‘Mera dil karega to mai bowling karunga’: Mohammad Hafeez makes massive claims on Pakistan bowlers’ attitude


The cricket world is buzzing with the latest revelations from former Pakistan cricket star, Mohammad Hafeez, who has offered a candid insight into the attitudes he encountered among Pakistan players regarding their approach to the game and their workload management. Hafeez, whose short stint as Director of Cricket ended not long after a three-month tenure following the World Cup debacle, has now made headlines with his frank opinions.

Under new PCB Chairman Mohsin Naqvi’s leadership, Hafeez had the opportunity to observe the team’s dynamics, accompanying them on tours to Australia and New Zealand. Despite his proximity to the players, Hafeez’s insights come as he now serves as a panelist on A Sports during the current Pakistan Super League (PSL).

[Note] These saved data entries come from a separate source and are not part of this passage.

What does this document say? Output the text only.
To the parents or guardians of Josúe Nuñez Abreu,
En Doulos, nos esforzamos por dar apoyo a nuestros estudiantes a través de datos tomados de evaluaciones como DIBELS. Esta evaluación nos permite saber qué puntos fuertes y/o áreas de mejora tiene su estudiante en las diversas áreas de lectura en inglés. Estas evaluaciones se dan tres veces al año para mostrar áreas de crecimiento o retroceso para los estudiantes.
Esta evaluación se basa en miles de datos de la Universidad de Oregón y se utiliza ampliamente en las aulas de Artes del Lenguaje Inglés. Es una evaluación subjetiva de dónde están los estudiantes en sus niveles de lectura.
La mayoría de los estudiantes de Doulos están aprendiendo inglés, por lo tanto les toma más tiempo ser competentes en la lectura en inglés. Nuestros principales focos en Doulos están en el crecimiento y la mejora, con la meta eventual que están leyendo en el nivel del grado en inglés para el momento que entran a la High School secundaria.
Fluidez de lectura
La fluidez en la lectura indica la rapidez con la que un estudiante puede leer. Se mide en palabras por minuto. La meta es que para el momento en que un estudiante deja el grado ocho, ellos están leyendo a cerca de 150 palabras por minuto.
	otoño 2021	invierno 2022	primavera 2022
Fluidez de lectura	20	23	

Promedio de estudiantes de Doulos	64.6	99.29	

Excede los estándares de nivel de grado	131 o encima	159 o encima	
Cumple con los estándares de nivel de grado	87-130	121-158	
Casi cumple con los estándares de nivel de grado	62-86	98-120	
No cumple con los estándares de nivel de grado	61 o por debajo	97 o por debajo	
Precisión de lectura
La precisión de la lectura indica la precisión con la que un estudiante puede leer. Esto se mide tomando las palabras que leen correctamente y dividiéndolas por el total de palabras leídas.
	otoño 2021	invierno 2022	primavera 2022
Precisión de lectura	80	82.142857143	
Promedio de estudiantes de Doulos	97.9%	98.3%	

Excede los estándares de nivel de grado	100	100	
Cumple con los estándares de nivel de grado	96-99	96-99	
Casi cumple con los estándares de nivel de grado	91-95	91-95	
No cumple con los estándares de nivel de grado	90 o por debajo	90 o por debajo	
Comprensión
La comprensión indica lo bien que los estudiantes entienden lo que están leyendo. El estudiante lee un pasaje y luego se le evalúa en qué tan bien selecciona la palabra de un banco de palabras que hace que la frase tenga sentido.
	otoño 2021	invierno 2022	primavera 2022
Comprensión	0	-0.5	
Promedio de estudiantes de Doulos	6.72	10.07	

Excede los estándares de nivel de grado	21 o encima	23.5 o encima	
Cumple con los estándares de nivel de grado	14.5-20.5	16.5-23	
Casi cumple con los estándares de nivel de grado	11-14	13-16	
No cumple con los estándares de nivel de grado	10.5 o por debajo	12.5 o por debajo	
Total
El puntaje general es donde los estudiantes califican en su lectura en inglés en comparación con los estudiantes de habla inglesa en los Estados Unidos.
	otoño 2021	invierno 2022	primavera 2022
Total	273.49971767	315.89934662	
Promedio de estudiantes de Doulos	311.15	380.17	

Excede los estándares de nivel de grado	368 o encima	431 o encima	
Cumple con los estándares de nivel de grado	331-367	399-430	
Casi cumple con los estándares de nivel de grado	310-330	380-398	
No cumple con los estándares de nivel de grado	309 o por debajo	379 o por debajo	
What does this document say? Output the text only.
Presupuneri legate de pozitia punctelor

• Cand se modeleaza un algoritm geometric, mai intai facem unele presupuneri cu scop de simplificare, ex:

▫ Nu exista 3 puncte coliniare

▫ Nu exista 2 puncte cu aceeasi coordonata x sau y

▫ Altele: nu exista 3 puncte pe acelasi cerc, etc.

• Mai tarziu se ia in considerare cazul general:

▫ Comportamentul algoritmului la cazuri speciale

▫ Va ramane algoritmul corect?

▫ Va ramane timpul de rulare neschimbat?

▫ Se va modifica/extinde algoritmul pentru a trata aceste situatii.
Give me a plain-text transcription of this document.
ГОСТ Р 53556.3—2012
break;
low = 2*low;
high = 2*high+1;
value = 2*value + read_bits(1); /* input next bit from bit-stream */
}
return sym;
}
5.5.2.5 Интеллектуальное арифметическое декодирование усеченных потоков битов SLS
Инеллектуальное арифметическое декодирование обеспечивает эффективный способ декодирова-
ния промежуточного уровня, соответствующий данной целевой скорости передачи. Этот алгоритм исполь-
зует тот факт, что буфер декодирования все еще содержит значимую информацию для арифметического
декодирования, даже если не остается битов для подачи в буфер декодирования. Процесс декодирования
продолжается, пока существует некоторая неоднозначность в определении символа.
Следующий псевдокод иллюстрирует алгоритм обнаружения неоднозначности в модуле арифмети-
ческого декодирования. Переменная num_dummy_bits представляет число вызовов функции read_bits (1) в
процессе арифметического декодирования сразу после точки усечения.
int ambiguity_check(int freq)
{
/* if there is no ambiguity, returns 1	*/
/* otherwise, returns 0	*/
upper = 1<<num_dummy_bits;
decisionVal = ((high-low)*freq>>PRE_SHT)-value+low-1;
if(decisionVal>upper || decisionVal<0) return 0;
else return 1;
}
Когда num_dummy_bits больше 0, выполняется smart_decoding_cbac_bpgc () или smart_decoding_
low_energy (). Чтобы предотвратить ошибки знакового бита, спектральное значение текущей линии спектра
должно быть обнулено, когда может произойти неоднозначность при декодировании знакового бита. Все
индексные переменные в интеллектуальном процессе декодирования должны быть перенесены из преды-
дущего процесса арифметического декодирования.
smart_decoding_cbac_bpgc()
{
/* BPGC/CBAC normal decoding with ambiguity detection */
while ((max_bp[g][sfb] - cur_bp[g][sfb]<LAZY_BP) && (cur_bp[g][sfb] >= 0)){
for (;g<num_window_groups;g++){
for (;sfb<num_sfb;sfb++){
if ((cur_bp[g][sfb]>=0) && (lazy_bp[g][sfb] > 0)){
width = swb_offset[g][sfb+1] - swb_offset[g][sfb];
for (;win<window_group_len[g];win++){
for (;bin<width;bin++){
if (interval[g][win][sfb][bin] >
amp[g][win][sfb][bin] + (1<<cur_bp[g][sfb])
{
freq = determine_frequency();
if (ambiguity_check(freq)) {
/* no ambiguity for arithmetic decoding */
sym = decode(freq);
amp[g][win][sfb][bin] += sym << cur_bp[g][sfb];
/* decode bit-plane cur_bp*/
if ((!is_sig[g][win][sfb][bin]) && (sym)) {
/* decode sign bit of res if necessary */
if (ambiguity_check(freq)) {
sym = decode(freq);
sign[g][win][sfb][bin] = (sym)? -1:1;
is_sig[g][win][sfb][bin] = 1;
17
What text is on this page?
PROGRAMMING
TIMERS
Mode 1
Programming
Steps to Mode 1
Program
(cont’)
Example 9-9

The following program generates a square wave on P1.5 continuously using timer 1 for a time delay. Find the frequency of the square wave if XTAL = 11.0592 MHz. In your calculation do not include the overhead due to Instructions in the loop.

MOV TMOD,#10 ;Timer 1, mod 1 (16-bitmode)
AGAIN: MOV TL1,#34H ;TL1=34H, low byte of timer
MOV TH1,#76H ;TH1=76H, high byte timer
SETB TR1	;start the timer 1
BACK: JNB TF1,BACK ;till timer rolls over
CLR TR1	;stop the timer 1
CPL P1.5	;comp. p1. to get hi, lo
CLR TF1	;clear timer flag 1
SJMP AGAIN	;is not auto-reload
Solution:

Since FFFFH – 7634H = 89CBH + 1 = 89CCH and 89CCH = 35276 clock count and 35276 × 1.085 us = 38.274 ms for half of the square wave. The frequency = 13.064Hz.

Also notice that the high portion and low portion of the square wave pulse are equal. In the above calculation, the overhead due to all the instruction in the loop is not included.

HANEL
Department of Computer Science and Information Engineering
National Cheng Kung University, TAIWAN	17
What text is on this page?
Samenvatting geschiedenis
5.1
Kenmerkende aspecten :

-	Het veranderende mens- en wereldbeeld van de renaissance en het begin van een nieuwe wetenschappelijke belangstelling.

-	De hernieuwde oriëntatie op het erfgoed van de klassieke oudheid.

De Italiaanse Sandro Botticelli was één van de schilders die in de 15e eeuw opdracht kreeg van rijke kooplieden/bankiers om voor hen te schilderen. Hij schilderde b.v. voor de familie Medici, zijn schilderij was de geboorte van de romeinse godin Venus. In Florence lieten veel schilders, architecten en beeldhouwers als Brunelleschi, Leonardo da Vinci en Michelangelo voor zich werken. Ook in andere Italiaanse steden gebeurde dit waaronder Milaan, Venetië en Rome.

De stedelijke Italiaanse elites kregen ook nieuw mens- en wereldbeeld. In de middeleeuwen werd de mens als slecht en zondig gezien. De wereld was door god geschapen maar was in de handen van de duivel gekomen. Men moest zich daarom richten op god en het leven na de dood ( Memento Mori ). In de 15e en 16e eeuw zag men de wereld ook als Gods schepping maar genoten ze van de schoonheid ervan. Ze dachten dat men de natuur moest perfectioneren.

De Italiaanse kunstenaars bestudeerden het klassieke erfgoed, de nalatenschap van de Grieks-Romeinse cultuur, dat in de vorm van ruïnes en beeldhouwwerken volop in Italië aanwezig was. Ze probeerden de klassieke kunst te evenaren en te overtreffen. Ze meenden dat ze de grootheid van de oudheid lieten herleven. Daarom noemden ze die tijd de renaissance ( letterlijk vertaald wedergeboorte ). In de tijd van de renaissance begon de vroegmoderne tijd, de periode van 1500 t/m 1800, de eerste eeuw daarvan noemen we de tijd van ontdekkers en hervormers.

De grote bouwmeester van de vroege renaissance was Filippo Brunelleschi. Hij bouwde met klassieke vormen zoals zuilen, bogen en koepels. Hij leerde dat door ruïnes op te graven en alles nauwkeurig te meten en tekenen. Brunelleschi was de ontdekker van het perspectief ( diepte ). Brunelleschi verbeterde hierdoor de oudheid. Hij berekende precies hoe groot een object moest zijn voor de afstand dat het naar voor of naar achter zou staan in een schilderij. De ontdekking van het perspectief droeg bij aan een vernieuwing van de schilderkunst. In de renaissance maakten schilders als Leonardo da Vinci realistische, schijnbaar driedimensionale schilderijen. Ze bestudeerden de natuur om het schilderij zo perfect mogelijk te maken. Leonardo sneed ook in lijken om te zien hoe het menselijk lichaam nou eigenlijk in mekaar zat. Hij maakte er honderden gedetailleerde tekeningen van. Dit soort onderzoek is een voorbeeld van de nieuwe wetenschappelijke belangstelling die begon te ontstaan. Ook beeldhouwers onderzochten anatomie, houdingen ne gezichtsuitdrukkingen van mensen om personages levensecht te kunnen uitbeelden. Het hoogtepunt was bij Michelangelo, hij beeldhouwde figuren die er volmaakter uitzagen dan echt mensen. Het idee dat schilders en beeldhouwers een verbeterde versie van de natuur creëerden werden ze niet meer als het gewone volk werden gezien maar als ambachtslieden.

One of the core issues Hafeez has highlighted is the concept of workload management, particularly among fast bowlers. As the cricketing world evolves with a heightened focus on players’ fitness and health, workload management has become a key term. However, Hafeez seems to challenge the conventional understanding of the term, aligning it with a player’s innate willingness to play.

During a discussion, Hafeez expressed his dismay at the interpretation of workload among players: “It was very tough for me to understand during my tenure as Director of Cricket. I feel about workload management can be equated to a player’s will. ‘Mera dil karega to mai bowling karunga or else my workload is done.’ I didn’t understand this at all.”

He further stressed the importance of practice and the necessity for a fast bowler to be willing to bowl more than the often self-imposed limit of four overs. Hafeez’s remarks point towards a need for a more rigorous practice ethic that reflects the intensity of match situations.

Hafeez’s term as Director also saw its share of controversy with the case of Haris Rauf, who initially agreed to bowl 10-12 overs per day in the Test series against Australia but later pulled out, citing workload concerns. This decision eventually led to Rauf being stripped of his central contract.

To illustrate his point, Hafeez drew an impressive comparison with West Indies’ Shamar Joseph, who recently made headlines for his extraordinary effort against Australia at the Gabba. Despite an injury, Joseph bowled 12 consecutive overs, a key factor in the West Indies’ victory. “I have never seen a batter say that he won’t score 150 after scoring a 100 due to workload,” Hafeez pointed out, praising Joseph’s commitment despite the risk of aggravating his injury.

The former Director of Cricket’s remarks come at a time when cricket is increasingly becoming a balancing act between preserving player fitness and ensuring optimum performance. Hafeez’s perspective suggests a deeper issue within the mindset of players – possibly a lack of the drive that defines sporting legends.

While the conversation around workload management continues to divide opinion, Hafeez’s assertions open a new chapter in the ongoing discourse regarding the commitment and resilience of modern cricketers. His views, while controversial, may ignite a necessary debate on how best to foster a culture of dedication and peak performance in the face of the ever-demanding cricketing calendar.

As the cricket community reacts to these thought-provoking comments, it will be interesting to see whether Hafeez’s bold stand influences any change in approach, both within the Pakistan team and the wider world of cricket. The balance between caution and courage, rest and resilience, remains a fine line for athletes around the globe.